The Guy From 'The Hills' Is Now Beating the Mayor of Los Angeles — And Honestly, Who Can Blame Voters?

The Guy From 'The Hills' Is Now Beating the Mayor of Los Angeles — And Honestly, Who Can Blame Voters?

Spencer Pratt, the villain from MTV reality show The Hills, is now leading incumbent Mayor Karen Bass in the race for Los Angeles mayor. A new McLaughlin & Associates poll shows Pratt at 30.1% to Bass's 29.5%, and if you think that's embarrassing for Democrats, you're not thinking about it hard enough.

This is what happens when you let a city burn and then blame everyone else for noticing.

The poll, conducted May 26-28 for the California Post, surveyed 400 likely Los Angeles voters. Pratt — a registered Republican running as an independent — is pulling 33% of Hispanic voters, which should terrify every Democrat operative in California. CEO John McLaughlin said it plainly: "I think the mayor's race is a lot more volatile...being driven by the negatives on Bass."

No kidding.

Let's recap how we got here. The Palisades Fire ripped through Los Angeles in 2025, and Spencer Pratt lost his home. His actual house burned down. At the time, Mayor Karen Bass was off galavanting around Africa. She reportedly was briefed before she left on her overseas trip about the severity of the fires, but still chose to abandon her post in favor of rubbing elbows with rich politicians and businessman elsewhere. As Angelinos subsequently learned Bass is not so great at emergency management and making sure firefighters have access to plenty of water to do their jobs.

Spencer Pratt became somewhat of a folk hero in the wake of the disaster that burned thousands of homes and completely leveled the city of Pacific Palisades. Not because he's some policy genius, but because he's a guy who lived through the disaster and watched his city's leadership shrug. His campaign message is devastatingly simple: city leaders "don't have to live in the mess they've created." And it's working because it's true.

Bass's response to being outpolled by a reality TV star? She accused Pratt of "exploiting the grief" of fire victims. Read that again.
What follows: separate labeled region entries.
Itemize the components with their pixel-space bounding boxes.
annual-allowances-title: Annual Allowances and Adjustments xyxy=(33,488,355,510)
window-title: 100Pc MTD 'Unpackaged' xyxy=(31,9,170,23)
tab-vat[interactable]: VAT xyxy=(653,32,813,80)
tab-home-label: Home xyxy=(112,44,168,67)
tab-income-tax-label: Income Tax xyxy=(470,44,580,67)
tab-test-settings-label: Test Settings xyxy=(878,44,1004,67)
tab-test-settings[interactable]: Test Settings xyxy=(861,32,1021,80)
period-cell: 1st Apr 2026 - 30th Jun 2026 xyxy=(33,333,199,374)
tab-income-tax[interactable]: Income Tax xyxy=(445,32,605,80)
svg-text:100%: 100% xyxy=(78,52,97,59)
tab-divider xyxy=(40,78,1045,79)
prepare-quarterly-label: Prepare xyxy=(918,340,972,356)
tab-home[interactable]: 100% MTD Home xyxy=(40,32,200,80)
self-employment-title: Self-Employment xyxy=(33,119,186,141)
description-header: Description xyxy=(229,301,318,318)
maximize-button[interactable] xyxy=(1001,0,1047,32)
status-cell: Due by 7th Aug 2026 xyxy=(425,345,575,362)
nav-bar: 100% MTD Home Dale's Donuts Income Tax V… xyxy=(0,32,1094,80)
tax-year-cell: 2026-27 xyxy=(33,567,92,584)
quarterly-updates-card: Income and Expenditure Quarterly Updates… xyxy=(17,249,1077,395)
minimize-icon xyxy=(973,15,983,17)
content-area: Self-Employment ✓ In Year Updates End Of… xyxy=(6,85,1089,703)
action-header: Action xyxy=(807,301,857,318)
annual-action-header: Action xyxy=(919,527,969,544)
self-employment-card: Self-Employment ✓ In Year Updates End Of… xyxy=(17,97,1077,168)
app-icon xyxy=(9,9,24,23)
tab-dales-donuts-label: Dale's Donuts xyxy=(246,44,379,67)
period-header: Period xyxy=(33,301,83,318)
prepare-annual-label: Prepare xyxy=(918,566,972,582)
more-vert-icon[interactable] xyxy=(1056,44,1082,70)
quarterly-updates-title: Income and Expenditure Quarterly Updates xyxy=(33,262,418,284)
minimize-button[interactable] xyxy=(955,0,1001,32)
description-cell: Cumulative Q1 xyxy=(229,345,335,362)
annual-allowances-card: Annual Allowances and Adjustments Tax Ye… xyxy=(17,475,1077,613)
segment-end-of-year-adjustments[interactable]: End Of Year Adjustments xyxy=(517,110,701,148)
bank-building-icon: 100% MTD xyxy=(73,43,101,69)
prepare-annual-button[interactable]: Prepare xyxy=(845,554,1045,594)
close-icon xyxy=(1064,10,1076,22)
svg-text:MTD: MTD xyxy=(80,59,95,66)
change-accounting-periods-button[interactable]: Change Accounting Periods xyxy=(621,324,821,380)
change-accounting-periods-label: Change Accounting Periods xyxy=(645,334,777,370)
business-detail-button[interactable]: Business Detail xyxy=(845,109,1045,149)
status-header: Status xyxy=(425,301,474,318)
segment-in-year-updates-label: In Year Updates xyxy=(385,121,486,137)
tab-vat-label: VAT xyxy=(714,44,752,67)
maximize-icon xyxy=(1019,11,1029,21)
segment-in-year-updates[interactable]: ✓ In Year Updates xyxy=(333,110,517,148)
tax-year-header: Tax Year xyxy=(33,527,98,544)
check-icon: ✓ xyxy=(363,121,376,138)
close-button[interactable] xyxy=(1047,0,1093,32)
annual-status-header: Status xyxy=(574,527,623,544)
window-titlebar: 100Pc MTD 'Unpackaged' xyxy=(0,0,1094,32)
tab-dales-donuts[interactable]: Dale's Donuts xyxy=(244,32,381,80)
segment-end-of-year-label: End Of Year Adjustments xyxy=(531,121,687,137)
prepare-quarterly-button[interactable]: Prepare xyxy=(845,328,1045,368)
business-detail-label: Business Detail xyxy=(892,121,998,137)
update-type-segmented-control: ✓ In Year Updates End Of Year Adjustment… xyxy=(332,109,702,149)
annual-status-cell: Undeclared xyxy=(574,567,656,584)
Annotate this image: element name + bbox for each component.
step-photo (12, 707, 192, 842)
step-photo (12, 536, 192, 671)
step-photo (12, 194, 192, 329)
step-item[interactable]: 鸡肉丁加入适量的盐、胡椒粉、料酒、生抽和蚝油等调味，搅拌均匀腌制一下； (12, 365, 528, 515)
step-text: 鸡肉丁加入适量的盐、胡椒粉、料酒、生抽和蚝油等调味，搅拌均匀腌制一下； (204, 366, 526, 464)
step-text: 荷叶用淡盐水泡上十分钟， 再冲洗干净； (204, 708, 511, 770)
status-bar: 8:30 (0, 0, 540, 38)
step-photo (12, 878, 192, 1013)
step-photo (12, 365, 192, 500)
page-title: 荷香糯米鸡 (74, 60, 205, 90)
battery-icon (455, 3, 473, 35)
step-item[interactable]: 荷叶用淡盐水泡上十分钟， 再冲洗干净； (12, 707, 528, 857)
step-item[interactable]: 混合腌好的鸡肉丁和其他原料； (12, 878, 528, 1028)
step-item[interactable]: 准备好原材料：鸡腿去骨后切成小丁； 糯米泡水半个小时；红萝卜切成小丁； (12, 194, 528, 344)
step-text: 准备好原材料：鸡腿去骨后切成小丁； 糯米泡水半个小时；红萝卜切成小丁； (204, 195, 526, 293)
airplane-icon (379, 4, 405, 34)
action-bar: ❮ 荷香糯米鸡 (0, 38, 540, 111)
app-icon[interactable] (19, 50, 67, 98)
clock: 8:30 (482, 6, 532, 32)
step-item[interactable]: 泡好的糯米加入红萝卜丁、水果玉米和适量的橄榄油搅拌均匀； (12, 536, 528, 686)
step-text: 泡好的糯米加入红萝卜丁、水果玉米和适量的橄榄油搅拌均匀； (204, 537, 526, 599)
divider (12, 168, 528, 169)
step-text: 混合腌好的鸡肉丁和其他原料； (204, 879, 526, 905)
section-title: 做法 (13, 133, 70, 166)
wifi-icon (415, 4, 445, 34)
The woman who fumbled the wildfire response is accusing the guy whose house actually burned down of exploiting grief. You cannot make this stuff up.

Here's the thing we all need to understand about this race: it's not really about Spencer Pratt. It's about what voters are willing to tolerate. And apparently, voters in America's second-largest city have decided that a guy famous for being a reality TV heel is preferable to the incumbent Democrat. That's not a commentary on Pratt's qualifications — it's a verdict on Bass's performance.

Pratt is also going after Governor Gavin Newsom's wildfire response, because of course he is. When your city burns and both your mayor and your governor are too busy posturing for national media to actually help, voters notice. They remember.

The primary looms, and Democrats are panicking. They should be. When 52% of your electorate is white, 27% is Hispanic, and a Republican-registered independent is winning both demographics in deep-blue Los Angeles, your party has a problem that no amount of fundraising can fix.

The villain from The Hills might actually become mayor of Los Angeles. And honestly? The voters of LA deserve better than Karen Bass. Whether that's Spencer Pratt remains to be seen — but at least he's asking the right questions.